Un voyage au cœur du Japon signé Orelsan
Ce dimanche 19 juillet 2026 restera longtemps gravé dans la mémoire des festivaliers des Vieilles Charrues. Alors que l'après-midi s'achevait sur la Glenmor, Orelsan a fait son entrée sur scène sous les acclamations d'une foule intergénérationnelle. Dès les premières notes, l'artiste caennais a posé le décor : « Le concert que vous allez voir ce soir est une adaptation de mon film ''Yoroï''. Vous l'avez vu ? » Interrogation rhétorique ? Peu importe. Derrière lui, un écran géant dévoile des paysages asiatiques, des temples et des ruelles illuminées. Le décor est planté. On est à des milliers de kilomètres de la Bretagne.

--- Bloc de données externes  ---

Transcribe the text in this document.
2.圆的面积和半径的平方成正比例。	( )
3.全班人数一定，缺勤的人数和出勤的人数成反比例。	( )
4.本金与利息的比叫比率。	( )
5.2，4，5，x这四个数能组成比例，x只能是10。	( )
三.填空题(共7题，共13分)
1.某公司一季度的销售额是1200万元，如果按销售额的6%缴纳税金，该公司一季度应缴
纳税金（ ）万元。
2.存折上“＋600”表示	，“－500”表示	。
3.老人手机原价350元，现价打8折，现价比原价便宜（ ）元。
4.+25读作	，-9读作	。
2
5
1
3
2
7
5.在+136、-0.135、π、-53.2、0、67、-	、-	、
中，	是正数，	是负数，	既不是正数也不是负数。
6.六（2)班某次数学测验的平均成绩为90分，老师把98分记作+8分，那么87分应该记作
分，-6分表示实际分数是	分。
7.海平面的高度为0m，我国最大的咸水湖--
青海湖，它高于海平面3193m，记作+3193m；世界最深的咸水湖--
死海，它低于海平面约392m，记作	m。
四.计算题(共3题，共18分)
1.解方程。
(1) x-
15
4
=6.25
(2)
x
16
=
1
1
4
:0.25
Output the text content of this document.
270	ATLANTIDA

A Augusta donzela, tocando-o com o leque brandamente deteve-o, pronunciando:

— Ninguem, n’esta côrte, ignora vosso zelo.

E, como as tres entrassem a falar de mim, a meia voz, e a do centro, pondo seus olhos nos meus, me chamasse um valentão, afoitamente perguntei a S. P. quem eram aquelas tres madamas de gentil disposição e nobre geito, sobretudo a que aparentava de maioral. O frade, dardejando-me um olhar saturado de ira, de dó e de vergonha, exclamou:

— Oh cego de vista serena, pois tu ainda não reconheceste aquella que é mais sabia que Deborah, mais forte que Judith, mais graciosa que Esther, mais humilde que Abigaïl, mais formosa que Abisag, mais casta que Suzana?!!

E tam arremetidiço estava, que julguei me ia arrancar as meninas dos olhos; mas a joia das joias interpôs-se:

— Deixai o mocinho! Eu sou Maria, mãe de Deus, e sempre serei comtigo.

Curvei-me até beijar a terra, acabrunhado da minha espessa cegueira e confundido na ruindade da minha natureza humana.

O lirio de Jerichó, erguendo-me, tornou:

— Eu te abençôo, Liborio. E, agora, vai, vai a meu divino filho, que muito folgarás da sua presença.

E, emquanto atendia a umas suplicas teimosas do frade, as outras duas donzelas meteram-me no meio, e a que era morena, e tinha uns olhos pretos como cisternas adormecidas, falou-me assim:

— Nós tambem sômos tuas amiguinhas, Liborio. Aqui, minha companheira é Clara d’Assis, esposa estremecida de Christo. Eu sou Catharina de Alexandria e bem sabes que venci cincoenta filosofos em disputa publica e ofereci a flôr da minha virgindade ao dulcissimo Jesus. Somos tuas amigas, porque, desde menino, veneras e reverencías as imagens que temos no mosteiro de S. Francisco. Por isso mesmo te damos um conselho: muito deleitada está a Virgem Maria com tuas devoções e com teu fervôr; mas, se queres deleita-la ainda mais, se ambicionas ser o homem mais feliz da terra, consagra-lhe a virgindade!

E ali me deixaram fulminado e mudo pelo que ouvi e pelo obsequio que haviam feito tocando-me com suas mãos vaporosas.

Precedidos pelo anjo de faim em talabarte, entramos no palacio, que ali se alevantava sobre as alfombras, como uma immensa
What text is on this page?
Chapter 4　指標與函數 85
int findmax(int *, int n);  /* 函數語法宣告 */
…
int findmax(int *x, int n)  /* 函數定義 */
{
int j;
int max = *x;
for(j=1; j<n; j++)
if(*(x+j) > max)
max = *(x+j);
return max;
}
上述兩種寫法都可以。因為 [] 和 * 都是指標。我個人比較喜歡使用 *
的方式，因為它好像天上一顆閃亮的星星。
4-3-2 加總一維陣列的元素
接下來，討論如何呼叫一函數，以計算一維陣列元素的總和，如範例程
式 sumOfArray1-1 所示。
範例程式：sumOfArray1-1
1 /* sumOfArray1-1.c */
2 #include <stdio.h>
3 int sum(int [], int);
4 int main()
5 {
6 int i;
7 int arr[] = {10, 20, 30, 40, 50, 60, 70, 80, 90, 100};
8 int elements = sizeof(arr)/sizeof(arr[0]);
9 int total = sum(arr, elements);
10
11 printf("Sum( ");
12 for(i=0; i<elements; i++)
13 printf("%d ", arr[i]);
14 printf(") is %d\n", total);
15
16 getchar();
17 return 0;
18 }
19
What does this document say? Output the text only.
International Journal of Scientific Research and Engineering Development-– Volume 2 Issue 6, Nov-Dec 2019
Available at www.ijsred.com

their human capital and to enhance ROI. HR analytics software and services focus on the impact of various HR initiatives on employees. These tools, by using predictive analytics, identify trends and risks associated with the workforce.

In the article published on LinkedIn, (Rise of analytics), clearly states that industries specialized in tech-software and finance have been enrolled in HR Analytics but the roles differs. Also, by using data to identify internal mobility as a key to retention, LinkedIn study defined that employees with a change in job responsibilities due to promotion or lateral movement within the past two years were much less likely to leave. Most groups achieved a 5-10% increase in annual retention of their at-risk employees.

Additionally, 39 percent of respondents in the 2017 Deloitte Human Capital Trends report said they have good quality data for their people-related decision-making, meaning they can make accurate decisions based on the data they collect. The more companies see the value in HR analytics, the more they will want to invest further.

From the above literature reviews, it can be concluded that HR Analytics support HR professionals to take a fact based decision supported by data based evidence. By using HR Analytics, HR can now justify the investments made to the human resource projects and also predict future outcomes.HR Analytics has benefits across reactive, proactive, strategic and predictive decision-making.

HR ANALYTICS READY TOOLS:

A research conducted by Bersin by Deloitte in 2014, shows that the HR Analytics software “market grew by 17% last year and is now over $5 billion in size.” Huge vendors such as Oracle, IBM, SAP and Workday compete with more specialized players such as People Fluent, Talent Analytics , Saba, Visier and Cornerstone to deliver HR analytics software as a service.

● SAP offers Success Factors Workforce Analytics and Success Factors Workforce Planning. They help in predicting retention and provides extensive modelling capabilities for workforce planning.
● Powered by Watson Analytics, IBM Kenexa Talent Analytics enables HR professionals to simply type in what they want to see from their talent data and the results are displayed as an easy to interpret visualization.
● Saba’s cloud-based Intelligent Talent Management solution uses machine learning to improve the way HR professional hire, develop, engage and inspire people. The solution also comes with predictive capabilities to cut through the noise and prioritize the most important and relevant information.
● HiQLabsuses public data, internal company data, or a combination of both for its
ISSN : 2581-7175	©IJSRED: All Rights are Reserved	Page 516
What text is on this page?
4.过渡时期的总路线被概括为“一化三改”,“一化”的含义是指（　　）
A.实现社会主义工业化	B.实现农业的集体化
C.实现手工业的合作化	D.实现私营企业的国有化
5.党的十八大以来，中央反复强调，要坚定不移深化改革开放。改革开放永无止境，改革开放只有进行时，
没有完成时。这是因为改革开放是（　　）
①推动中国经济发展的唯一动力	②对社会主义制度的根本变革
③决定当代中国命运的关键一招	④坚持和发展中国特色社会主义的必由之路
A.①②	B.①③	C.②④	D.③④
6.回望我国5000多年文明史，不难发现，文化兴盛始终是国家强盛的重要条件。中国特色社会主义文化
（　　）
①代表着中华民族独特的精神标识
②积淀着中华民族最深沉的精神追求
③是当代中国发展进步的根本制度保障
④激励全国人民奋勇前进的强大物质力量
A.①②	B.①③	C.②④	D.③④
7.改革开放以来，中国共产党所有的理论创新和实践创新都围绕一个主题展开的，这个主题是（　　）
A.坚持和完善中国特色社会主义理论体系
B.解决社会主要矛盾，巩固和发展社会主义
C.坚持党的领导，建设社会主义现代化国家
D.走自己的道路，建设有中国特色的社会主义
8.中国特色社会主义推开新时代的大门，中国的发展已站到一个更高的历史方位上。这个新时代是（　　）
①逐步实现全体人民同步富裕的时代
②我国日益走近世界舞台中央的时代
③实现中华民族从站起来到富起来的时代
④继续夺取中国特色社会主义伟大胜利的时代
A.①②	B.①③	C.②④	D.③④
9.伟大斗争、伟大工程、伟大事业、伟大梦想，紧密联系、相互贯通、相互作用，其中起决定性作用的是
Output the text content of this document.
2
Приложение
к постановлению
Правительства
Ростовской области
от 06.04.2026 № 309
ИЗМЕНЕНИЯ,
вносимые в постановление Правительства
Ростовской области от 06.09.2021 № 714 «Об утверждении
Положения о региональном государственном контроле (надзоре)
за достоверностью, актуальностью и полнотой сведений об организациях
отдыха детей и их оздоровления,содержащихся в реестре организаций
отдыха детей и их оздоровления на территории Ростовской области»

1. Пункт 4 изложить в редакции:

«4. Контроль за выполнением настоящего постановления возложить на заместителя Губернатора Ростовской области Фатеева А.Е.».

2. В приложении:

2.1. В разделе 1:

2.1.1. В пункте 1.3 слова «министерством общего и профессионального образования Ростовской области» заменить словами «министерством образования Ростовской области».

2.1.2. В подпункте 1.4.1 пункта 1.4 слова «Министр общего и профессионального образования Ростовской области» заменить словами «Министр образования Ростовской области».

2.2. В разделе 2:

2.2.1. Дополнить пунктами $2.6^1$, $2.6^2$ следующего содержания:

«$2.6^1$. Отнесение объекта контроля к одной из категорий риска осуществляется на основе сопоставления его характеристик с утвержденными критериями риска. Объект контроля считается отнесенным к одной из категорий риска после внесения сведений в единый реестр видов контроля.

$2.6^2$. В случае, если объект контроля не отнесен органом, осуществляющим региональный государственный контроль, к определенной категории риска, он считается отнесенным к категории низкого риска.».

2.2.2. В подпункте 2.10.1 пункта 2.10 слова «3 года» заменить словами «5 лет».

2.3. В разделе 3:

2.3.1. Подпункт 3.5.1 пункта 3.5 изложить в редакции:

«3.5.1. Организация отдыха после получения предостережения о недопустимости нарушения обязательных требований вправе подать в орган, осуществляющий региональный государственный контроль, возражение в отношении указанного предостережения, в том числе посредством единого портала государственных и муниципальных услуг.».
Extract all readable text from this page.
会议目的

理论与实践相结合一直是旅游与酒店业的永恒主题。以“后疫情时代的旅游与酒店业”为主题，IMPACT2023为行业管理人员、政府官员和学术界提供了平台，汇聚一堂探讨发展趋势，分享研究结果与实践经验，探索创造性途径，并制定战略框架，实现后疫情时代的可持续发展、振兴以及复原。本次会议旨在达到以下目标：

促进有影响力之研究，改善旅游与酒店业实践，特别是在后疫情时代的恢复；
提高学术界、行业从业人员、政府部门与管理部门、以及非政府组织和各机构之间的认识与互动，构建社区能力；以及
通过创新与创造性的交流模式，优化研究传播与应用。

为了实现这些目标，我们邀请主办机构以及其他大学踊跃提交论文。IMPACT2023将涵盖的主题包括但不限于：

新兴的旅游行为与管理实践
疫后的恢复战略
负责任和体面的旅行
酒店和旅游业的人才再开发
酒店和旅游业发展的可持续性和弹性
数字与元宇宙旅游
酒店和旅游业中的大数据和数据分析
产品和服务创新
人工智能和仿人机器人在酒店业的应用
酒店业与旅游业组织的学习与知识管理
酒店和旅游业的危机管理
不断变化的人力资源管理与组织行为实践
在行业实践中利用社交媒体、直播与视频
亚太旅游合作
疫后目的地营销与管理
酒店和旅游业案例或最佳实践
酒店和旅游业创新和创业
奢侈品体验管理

Avec un sourire malicieux, Orelsan lance : « Qu'est-ce que vous pensez de ma nouvelle maison au Japon ? Bon, ce n'est pas la Bretagne... » Clin d’œil aux racines du festival, la blague fait mouche. Mais la véritable claque, c'est musicale et visuelle.
Un show visuel et sonore d'une rare intensité
Le concert d'Orelsan a été décrit comme une véritable claque par les spectateurs et la presse présente. Visuellement, c'est un sans-faute : des projections soignées, des jeux de lumière qui épousent chaque changement de tempo, et une mise en scène qui transforme la scène en véritable film live. Mais c'est surtout sur le plan auditif que le rappeur a marqué les esprits. Il a enchaîné ses titres les plus attendus – Basique, La Terre est ronde, San – mais aussi des morceaux moins connus, tout aussi percutants, issus de ses derniers albums. Le tout porté par une énergie communicative et un flow imparable.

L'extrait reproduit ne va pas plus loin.